THE ROCKY MOUNTAINS.
287

He was obliged to return before I could get off, and as he commended me to Mr. Nugent's care, the two men shook hands kindly.[1]

Rich spoils of beavers' skins were lying on the cabin floor, and the trapper took the finest, a mouse-coloured kitten beaver's skin, and presented it to me. I hired his beautiful Arab mare, whose springy step and long easy stride was a relief after Birdie's short sturdy gait. We had a very pleasant ride, and I seldom had to walk. We took neither of the trails, but cut right through the forest to a place where, through an opening in the foothills, the plains stretched to the horizon covered with snow, the surface of which, having melted and frozen, reflected as water would the pure blue of the sky, presenting a complete optical illusion.
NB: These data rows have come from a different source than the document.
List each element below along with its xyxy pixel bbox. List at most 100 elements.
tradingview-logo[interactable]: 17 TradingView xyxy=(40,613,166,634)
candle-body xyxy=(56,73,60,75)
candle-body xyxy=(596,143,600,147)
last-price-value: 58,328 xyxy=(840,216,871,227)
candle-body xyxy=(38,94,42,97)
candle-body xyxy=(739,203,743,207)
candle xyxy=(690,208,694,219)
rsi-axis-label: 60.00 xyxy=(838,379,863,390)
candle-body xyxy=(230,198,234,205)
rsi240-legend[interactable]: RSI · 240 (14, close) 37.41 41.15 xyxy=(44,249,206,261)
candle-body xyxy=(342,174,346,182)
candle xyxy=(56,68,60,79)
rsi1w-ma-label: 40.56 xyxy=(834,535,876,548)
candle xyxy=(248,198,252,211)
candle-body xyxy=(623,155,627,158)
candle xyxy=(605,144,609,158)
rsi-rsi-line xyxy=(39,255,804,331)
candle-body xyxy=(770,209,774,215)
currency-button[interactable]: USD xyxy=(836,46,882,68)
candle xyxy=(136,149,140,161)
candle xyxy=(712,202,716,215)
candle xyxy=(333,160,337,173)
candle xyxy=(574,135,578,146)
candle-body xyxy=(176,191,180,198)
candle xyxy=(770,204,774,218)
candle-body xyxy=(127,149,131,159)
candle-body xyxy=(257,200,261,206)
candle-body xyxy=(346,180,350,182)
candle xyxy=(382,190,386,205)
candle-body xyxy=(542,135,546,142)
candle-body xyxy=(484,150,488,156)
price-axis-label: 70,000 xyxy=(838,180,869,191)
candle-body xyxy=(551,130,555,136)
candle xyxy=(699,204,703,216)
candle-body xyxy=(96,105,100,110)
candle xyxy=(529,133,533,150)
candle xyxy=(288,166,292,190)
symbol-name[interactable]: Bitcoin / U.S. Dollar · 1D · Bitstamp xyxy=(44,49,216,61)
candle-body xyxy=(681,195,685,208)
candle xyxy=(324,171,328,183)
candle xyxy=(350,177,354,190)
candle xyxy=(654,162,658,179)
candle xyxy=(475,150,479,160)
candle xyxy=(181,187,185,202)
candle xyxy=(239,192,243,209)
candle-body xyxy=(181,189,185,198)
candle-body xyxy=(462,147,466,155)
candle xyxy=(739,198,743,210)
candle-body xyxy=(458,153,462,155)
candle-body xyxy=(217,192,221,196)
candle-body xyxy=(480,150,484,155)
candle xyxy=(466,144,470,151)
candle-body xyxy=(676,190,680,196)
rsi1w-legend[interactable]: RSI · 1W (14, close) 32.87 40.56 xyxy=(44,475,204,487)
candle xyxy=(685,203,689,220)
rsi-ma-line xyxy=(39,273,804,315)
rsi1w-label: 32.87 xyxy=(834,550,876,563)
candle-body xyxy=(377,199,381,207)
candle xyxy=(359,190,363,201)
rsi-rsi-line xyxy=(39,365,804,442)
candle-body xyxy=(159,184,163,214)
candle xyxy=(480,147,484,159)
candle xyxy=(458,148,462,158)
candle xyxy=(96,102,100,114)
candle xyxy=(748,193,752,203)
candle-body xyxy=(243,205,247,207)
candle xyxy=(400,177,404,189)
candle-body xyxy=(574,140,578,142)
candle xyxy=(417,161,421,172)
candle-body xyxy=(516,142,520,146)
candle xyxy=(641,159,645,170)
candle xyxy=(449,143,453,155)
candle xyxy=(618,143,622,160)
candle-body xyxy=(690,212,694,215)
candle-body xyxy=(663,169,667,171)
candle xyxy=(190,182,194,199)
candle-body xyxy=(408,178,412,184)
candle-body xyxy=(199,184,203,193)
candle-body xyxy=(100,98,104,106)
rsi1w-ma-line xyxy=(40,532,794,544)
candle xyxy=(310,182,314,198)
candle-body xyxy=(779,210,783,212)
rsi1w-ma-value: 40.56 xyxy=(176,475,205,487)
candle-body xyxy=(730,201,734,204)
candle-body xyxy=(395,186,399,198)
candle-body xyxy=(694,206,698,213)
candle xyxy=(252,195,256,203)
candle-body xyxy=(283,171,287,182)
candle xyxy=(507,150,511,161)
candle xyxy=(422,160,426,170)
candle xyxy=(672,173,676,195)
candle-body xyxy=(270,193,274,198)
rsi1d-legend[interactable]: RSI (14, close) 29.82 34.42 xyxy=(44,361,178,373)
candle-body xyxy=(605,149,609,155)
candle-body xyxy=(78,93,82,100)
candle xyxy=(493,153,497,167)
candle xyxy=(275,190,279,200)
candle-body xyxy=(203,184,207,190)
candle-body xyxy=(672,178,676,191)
It required my knowledge of fact to assure me that I was not looking at the ocean. "Jim" shortened the way by repeating a great deal of poetry, and by earnest, reasonable conversation, so that I was quite surprised when it grew dark. He told me that he never lay down to sleep

  1. Some months later "Mountain Jim" fell by Evans's hand, shot from Evans's doorstep while riding past his cabin. The story of the previous weeks is dark, sad, and evil. Of the five differing versions which have been written to me of the act itself and its immediate causes, it is best to give none. The tragedy is too painful to dwell upon. "Jim" lived long enough to give his own statement, and to appeal to the judgment of God, but died in low delirium before the case reached a human tribunal.